Why routing matters

Different AI providers excel in different workloads, and availability fluctuates. Transend AI’s routing engine continuously scores latency, cost, and health signals so that each request lands on the most reliable target — without you rewriting integrations.

Routing pipeline

Policy evaluation:
Incoming requests are matched against workspace rules (allowed providers, model families, regional compliance tags, and cost ceilings).
Provider scoring:
We ingest heartbeat and error metrics from every upstream provider. Scores weigh:
- rolling latency, p95/p99
- recent error budgets
- credit balances and concurrency limits
- custom weights you define per workspace
Execution & observability:
Requests are proxied to the chosen provider. We emit structured logs with routing metadata (provider, model_version, fallback_reason) for each segment.
Fallback loop:
If we detect hard failures or SLA breaches mid-flight, the payload automatically fails over to the next candidate.

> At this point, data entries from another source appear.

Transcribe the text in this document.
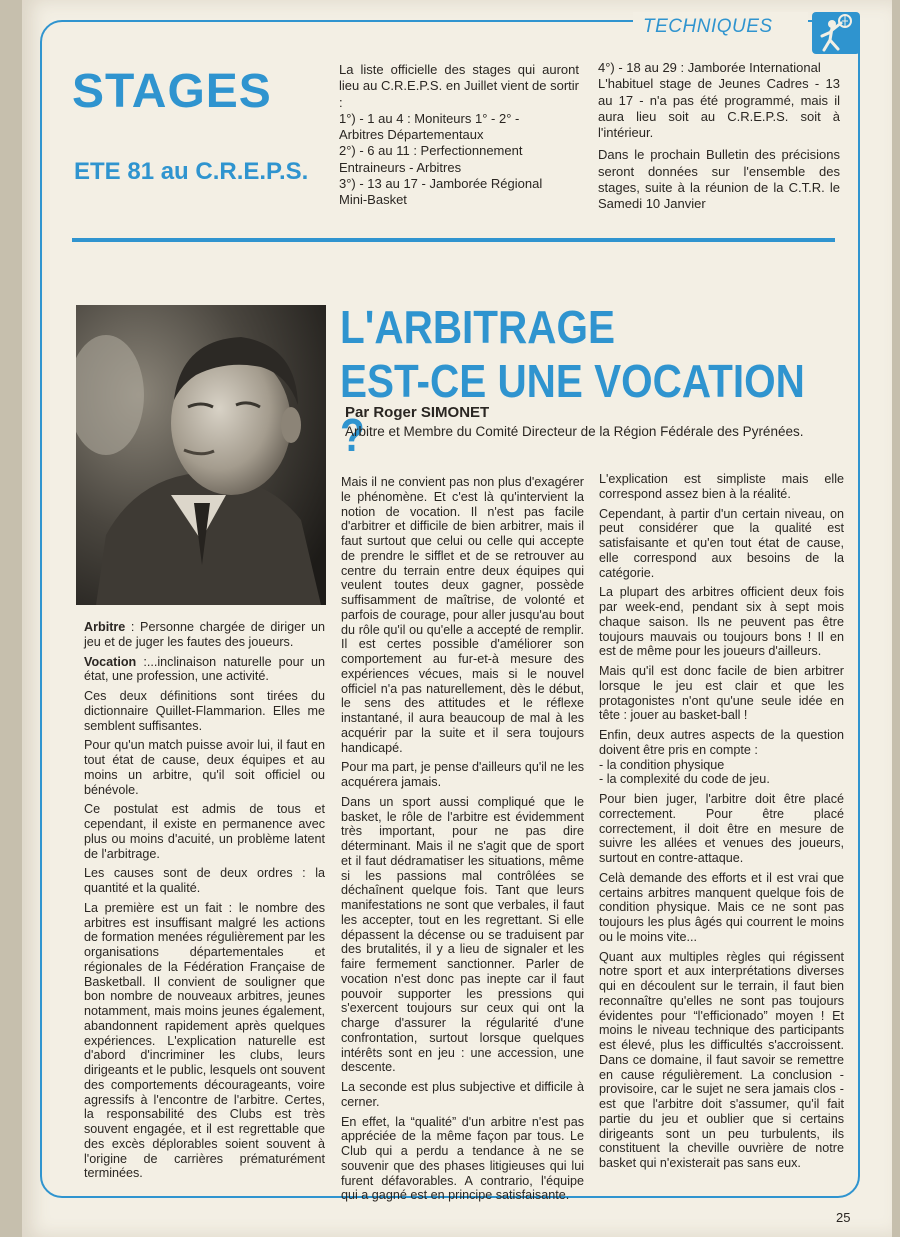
TECHNIQUES
STAGES
ETE 81 au C.R.E.P.S.

La liste officielle des stages qui auront lieu au C.R.E.P.S. en Juillet vient de sortir :

1°) - 1 au 4 : Moniteurs 1° - 2° -
Arbitres Départementaux
2°) - 6 au 11 : Perfectionnement
Entraineurs - Arbitres
3°) - 13 au 17 - Jamborée Régional
Mini-Basket
4°) - 18 au 29 : Jamborée International

L'habituel stage de Jeunes Cadres - 13 au 17 - n'a pas été programmé, mais il aura lieu soit au C.R.E.P.S. soit à l'intérieur.

Dans le prochain Bulletin des précisions seront données sur l'ensemble des stages, suite à la réunion de la C.T.R. le Samedi 10 Janvier

L'ARBITRAGE
EST-CE UNE VOCATION ?
Par Roger SIMONET
Arbitre et Membre du Comité Directeur de la Région Fédérale des Pyrénées.

Arbitre : Personne chargée de diriger un jeu et de juger les fautes des joueurs.

Vocation :...inclinaison naturelle pour un état, une profession, une activité.

Ces deux définitions sont tirées du dictionnaire Quillet-Flammarion. Elles me semblent suffisantes.

Pour qu'un match puisse avoir lui, il faut en tout état de cause, deux équipes et au moins un arbitre, qu'il soit officiel ou bénévole.

Ce postulat est admis de tous et cependant, il existe en permanence avec plus ou moins d'acuité, un problème latent de l'arbitrage.

Les causes sont de deux ordres : la quantité et la qualité.

La première est un fait : le nombre des arbitres est insuffisant malgré les actions de formation menées régulièrement par les organisations départementales et régionales de la Fédération Française de Basketball. Il convient de souligner que bon nombre de nouveaux arbitres, jeunes notamment, mais moins jeunes également, abandonnent rapidement après quelques expériences. L'explication naturelle est d'abord d'incriminer les clubs, leurs dirigeants et le public, lesquels ont souvent des comportements décourageants, voire agressifs à l'encontre de l'arbitre. Certes, la responsabilité des Clubs est très souvent engagée, et il est regrettable que des excès déplorables soient souvent à l'origine de carrières prématurément terminées.

Mais il ne convient pas non plus d'exagérer le phénomène. Et c'est là qu'intervient la notion de vocation. Il n'est pas facile d'arbitrer et difficile de bien arbitrer, mais il faut surtout que celui ou celle qui accepte de prendre le sifflet et de se retrouver au centre du terrain entre deux équipes qui veulent toutes deux gagner, possède suffisamment de maîtrise, de volonté et parfois de courage, pour aller jusqu'au bout du rôle qu'il ou qu'elle a accepté de remplir. Il est certes possible d'améliorer son comportement au fur-et-à mesure des expériences vécues, mais si le nouvel officiel n'a pas naturellement, dès le début, le sens des attitudes et le réflexe instantané, il aura beaucoup de mal à les acquérir par la suite et il sera toujours handicapé.

Pour ma part, je pense d'ailleurs qu'il ne les acquérera jamais.

Dans un sport aussi compliqué que le basket, le rôle de l'arbitre est évidemment très important, pour ne pas dire déterminant. Mais il ne s'agit que de sport et il faut dédramatiser les situations, même si les passions mal contrôlées se déchaînent quelque fois. Tant que leurs manifestations ne sont que verbales, il faut les accepter, tout en les regrettant. Si elle dépassent la décense ou se traduisent par des brutalités, il y a lieu de signaler et les faire fermement sanctionner. Parler de vocation n'est donc pas inepte car il faut pouvoir supporter les pressions qui s'exercent toujours sur ceux qui ont la charge d'assurer la régularité d'une confrontation, surtout lorsque quelques intérêts sont en jeu : une accession, une descente.

La seconde est plus subjective et difficile à cerner.

En effet, la “qualité” d'un arbitre n'est pas appréciée de la même façon par tous. Le Club qui a perdu a tendance à ne se souvenir que des phases litigieuses qui lui furent défavorables. A contrario, l'équipe qui a gagné est en principe satisfaisante.

L'explication est simpliste mais elle correspond assez bien à la réalité.

Cependant, à partir d'un certain niveau, on peut considérer que la qualité est satisfaisante et qu'en tout état de cause, elle correspond aux besoins de la catégorie.

La plupart des arbitres officient deux fois par week-end, pendant six à sept mois chaque saison. Ils ne peuvent pas être toujours mauvais ou toujours bons ! Il en est de même pour les joueurs d'ailleurs.

Mais qu'il est donc facile de bien arbitrer lorsque le jeu est clair et que les protagonistes n'ont qu'une seule idée en tête : jouer au basket-ball !

Enfin, deux autres aspects de la question doivent être pris en compte :

- la condition physique

- la complexité du code de jeu.

Pour bien juger, l'arbitre doit être placé correctement. Pour être placé correctement, il doit être en mesure de suivre les allées et venues des joueurs, surtout en contre-attaque.

Celà demande des efforts et il est vrai que certains arbitres manquent quelque fois de condition physique. Mais ce ne sont pas toujours les plus âgés qui courrent le moins ou le moins vite...

Quant aux multiples règles qui régissent notre sport et aux interprétations diverses qui en découlent sur le terrain, il faut bien reconnaître qu'elles ne sont pas toujours évidentes pour “l'efficionado” moyen ! Et moins le niveau technique des participants est élevé, plus les difficultés s'accroissent. Dans ce domaine, il faut savoir se remettre en cause régulièrement. La conclusion - provisoire, car le sujet ne sera jamais clos -est que l'arbitre doit s'assumer, qu'il fait partie du jeu et oublier que si certains dirigeants sont un peu turbulents, ils constituent la cheville ouvrière de notre basket qui n'existerait pas sans eux.

25
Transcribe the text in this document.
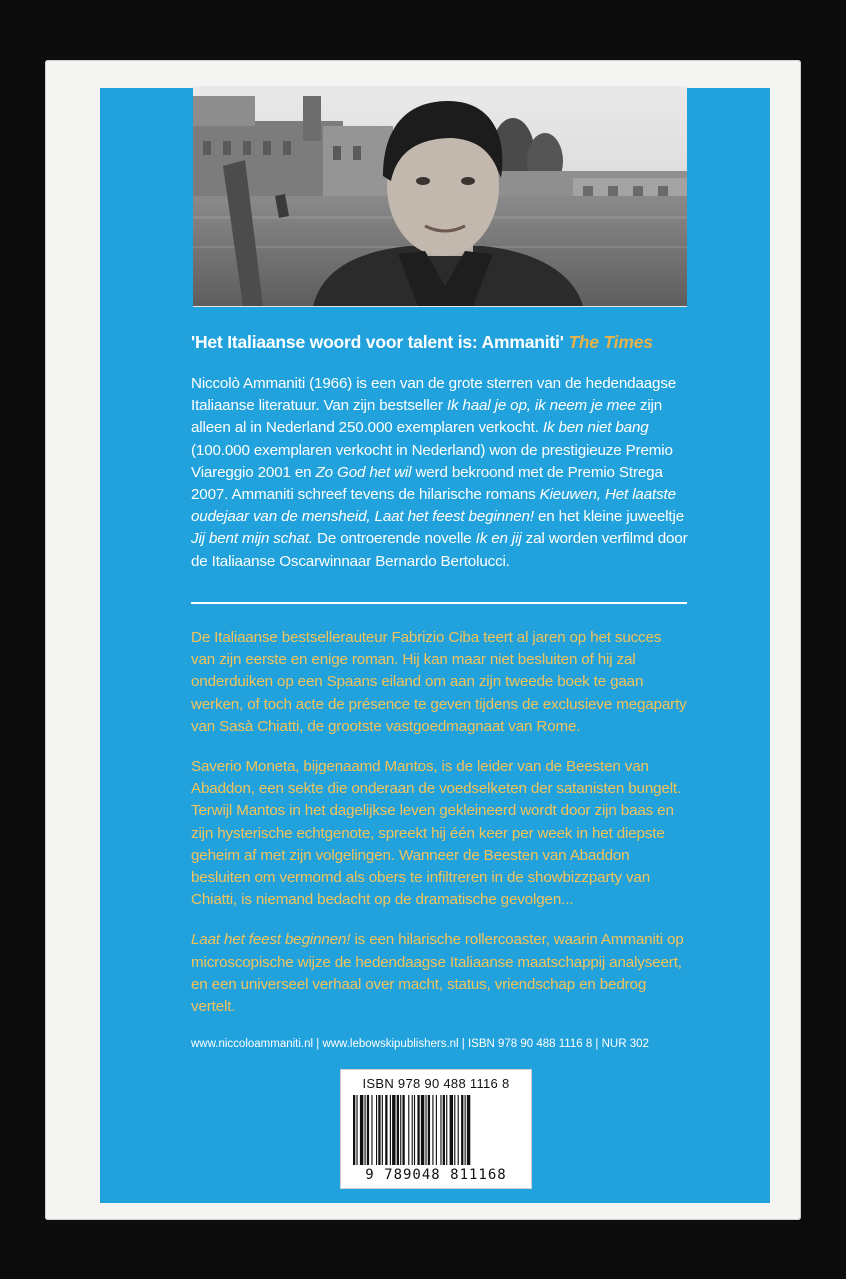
'Het Italiaanse woord voor talent is: Ammaniti' The Times

Niccolò Ammaniti (1966) is een van de grote sterren van de hedendaagse Italiaanse literatuur. Van zijn bestseller Ik haal je op, ik neem je mee zijn alleen al in Nederland 250.000 exemplaren verkocht. Ik ben niet bang (100.000 exemplaren verkocht in Nederland) won de prestigieuze Premio Viareggio 2001 en Zo God het wil werd bekroond met de Premio Strega 2007. Ammaniti schreef tevens de hilarische romans Kieuwen, Het laatste oudejaar van de mensheid, Laat het feest beginnen! en het kleine juweeltje Jij bent mijn schat. De ontroerende novelle Ik en jij zal worden verfilmd door de Italiaanse Oscarwinnaar Bernardo Bertolucci.

De Italiaanse bestsellerauteur Fabrizio Ciba teert al jaren op het succes van zijn eerste en enige roman. Hij kan maar niet besluiten of hij zal onderduiken op een Spaans eiland om aan zijn tweede boek te gaan werken, of toch acte de présence te geven tijdens de exclusieve megaparty van Sasà Chiatti, de grootste vastgoedmagnaat van Rome.

Saverio Moneta, bijgenaamd Mantos, is de leider van de Beesten van Abaddon, een sekte die onderaan de voedselketen der satanisten bungelt. Terwijl Mantos in het dagelijkse leven gekleineerd wordt door zijn baas en zijn hysterische echtgenote, spreekt hij één keer per week in het diepste geheim af met zijn volgelingen. Wanneer de Beesten van Abaddon besluiten om vermomd als obers te infiltreren in de showbizzparty van Chiatti, is niemand bedacht op de dramatische gevolgen...

Laat het feest beginnen! is een hilarische rollercoaster, waarin Ammaniti op microscopische wijze de hedendaagse Italiaanse maatschappij analyseert, en een universeel verhaal over macht, status, vriendschap en bedrog vertelt.

www.niccoloammaniti.nl | www.lebowskipublishers.nl | ISBN 978 90 488 1116 8 | NUR 302
ISBN 978 90 488 1116 8
9 789048 811168
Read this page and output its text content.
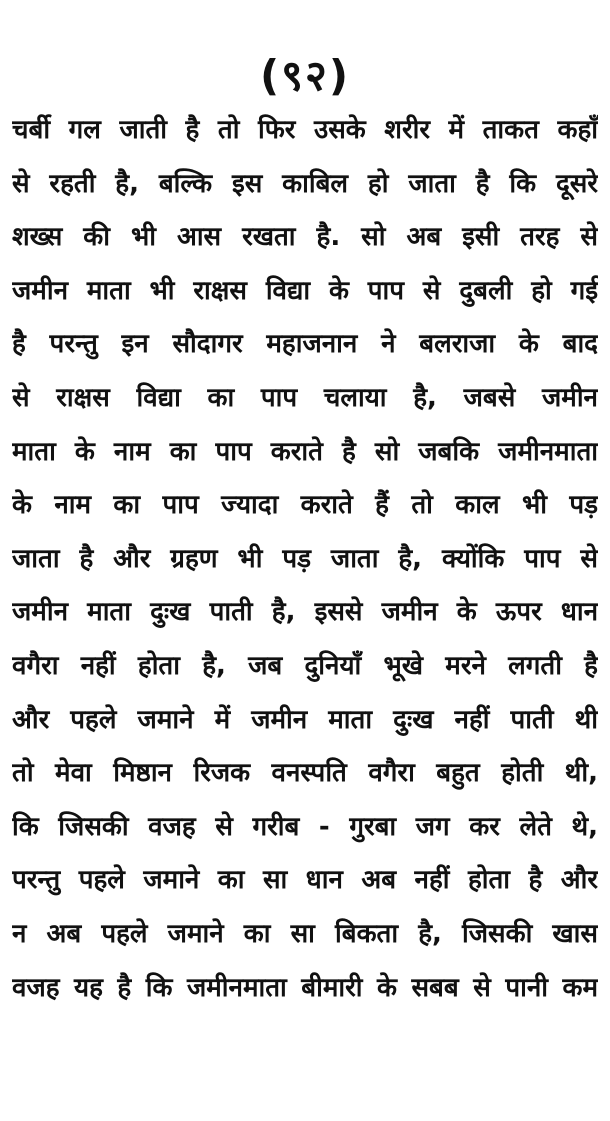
(९२)
चर्बी गल जाती है तो फिर उसके शरीर में ताकत कहाँ
से रहती है, बल्कि इस काबिल हो जाता है कि दूसरे
शख्स की भी आस रखता है. सो अब इसी तरह से
जमीन माता भी राक्षस विद्या के पाप से दुबली हो गई
है परन्तु इन सौदागर महाजनान ने बलराजा के बाद
से राक्षस विद्या का पाप चलाया है, जबसे जमीन
माता के नाम का पाप कराते है सो जबकि जमीनमाता
के नाम का पाप ज्यादा कराते हैं तो काल भी पड़
जाता है और ग्रहण भी पड़ जाता है, क्योंकि पाप से
जमीन माता दुःख पाती है, इससे जमीन के ऊपर धान
वगैरा नहीं होता है, जब दुनियाँ भूखे मरने लगती है
और पहले जमाने में जमीन माता दुःख नहीं पाती थी
तो मेवा मिष्ठान रिजक वनस्पति वगैरा बहुत होती थी,
कि जिसकी वजह से गरीब - गुरबा जग कर लेते थे,
परन्तु पहले जमाने का सा धान अब नहीं होता है और
न अब पहले जमाने का सा बिकता है, जिसकी खास
वजह यह है कि जमीनमाता बीमारी के सबब से पानी कम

All fallbacks are recorded so you can audit downstream behaviour.

Configuring policies

Navigate to Routing → Policies in the dashboard:

Policy	Description	Example
Provider allowlist	Restrict traffic to vetted vendors	`anthropic, openai, gemini`
Region pinning	Keep data residency compliant	`us-east`, `eu-central`
Cost guardrails	Abort if projected cost exceeds a threshold	`$0.20 per request`
Model overrides	Prefer specific model families	`claude-3.5-sonnet`

Policies can be applied globally or scoped to API keys.

Streaming fallbacks

Streaming responses stay resilient by buffering partial tokens. When a provider fails mid-stream:

We flush the buffered completion to the client.
The engine replays the in-flight conversation with the backup provider.
The response resumes streaming, marked with a fallback annotation so your client can notify users if desired.

Visibility

Use the dashboard or the /events API to query routing events. Example:

curl "https://api.transendai.net/v1/events?routed=true" \
  -H "Authorization: Bearer $TRANSEND_API_KEY"

Each event includes route_id, primary_provider, fallback_provider, latency metrics, and cost deltas.

Best practices

Combine Smart Routing with private connectors to keep proprietary models in rotation.
Set up Slack or PagerDuty alerts for spikes in fallback rates — it’s a leading indicator of provider regressions.
Review routing analytics weekly to adjust weightings based on your workload priorities.